Memories: Nearly every system, no matter how obscure, has at least one unique game that’s worth seeking out both hardware and software, just to try it out and see how much fun it is. Some systems, like the Atari VCS and the Intellivision, have something like half a dozen “killer apps”. When I played Dodge It on the Fairchild Channel F, it was one of those occasions where I looked up at the clock, and realized two things: it was an hour later, and I was still playing Dodge It. It’s a unique concept that I hadn’t seen elsewhere, maddeningly simple and insanely addictive. Dodge It made it worth my while to have a Channel F hooked up in my game room.

Dodge ItThat’s a bit of a bold claim, sure, but this game is an incredibly fun test of hand-eye coordination, peripheral vision, and one’s ability to track multiple moving objects without colliding with any of them.

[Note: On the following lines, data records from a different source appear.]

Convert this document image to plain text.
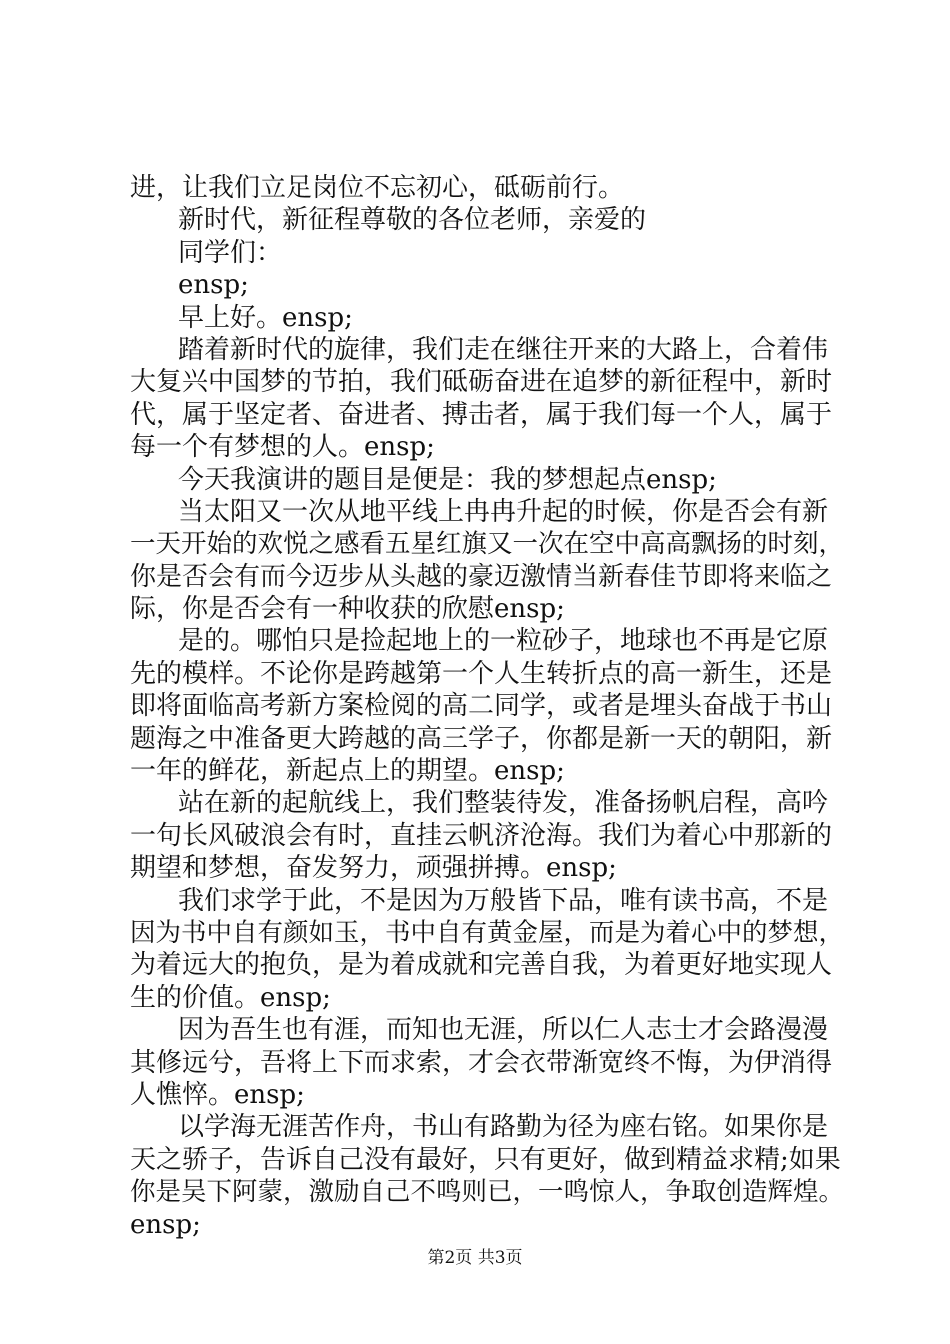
进，让我们立足岗位不忘初心，砥砺前行。
新时代，新征程尊敬的各位老师，亲爱的
同学们：
ensp;
早上好。ensp;
踏着新时代的旋律，我们走在继往开来的大路上，合着伟
大复兴中国梦的节拍，我们砥砺奋进在追梦的新征程中，新时
代，属于坚定者、奋进者、搏击者，属于我们每一个人，属于
每一个有梦想的人。ensp;
今天我演讲的题目是便是：我的梦想起点ensp;
当太阳又一次从地平线上冉冉升起的时候，你是否会有新
一天开始的欢悦之感看五星红旗又一次在空中高高飘扬的时刻，
你是否会有而今迈步从头越的豪迈激情当新春佳节即将来临之
际，你是否会有一种收获的欣慰ensp;
是的。哪怕只是捡起地上的一粒砂子，地球也不再是它原
先的模样。不论你是跨越第一个人生转折点的高一新生，还是
即将面临高考新方案检阅的高二同学，或者是埋头奋战于书山
题海之中准备更大跨越的高三学子，你都是新一天的朝阳，新
一年的鲜花，新起点上的期望。ensp;
站在新的起航线上，我们整装待发，准备扬帆启程，高吟
一句长风破浪会有时，直挂云帆济沧海。我们为着心中那新的
期望和梦想，奋发努力，顽强拼搏。ensp;
我们求学于此，不是因为万般皆下品，唯有读书高，不是
因为书中自有颜如玉，书中自有黄金屋，而是为着心中的梦想，
为着远大的抱负，是为着成就和完善自我，为着更好地实现人
生的价值。ensp;
因为吾生也有涯，而知也无涯，所以仁人志士才会路漫漫
其修远兮，吾将上下而求索，才会衣带渐宽终不悔，为伊消得
人憔悴。ensp;
以学海无涯苦作舟，书山有路勤为径为座右铭。如果你是
天之骄子，告诉自己没有最好，只有更好，做到精益求精;如果
你是吴下阿蒙，激励自己不鸣则已，一鸣惊人，争取创造辉煌。
ensp;
第2页 共3页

Maybe that rather dry description isn’t good – it makes it sound like the player’s a lab rat – so I have to add the qualifier that it is fun. It’s a lot of fun, actually. Perhaps I’ve missed it, but I haven’t seen this game pop up on any other systems, which is a crying shame. The basic concept is easy enough to execute that this should be like Breakout – there ought to be an iteration of it, official or otherwise, on every console under the sun. But it’s not, and that’s okay too – I like underdogs, and the super-simple but addictive Dodge It may well be Channel F’s shining moment in the sun.

5 quarters!The colorful screen-filling cacophony that takes place when the player finally succumbs to the computer’s barrage of ricocheting objects is actually impressive when one takes the other Channel F games into account. It reveals some usually well-hidden capabilities of a machine that, perhaps with some more marketing love (and money), should have been able to take on the Atari VCS in its early days. Dodge It is the kind of fun that the whole Channel F library should have been.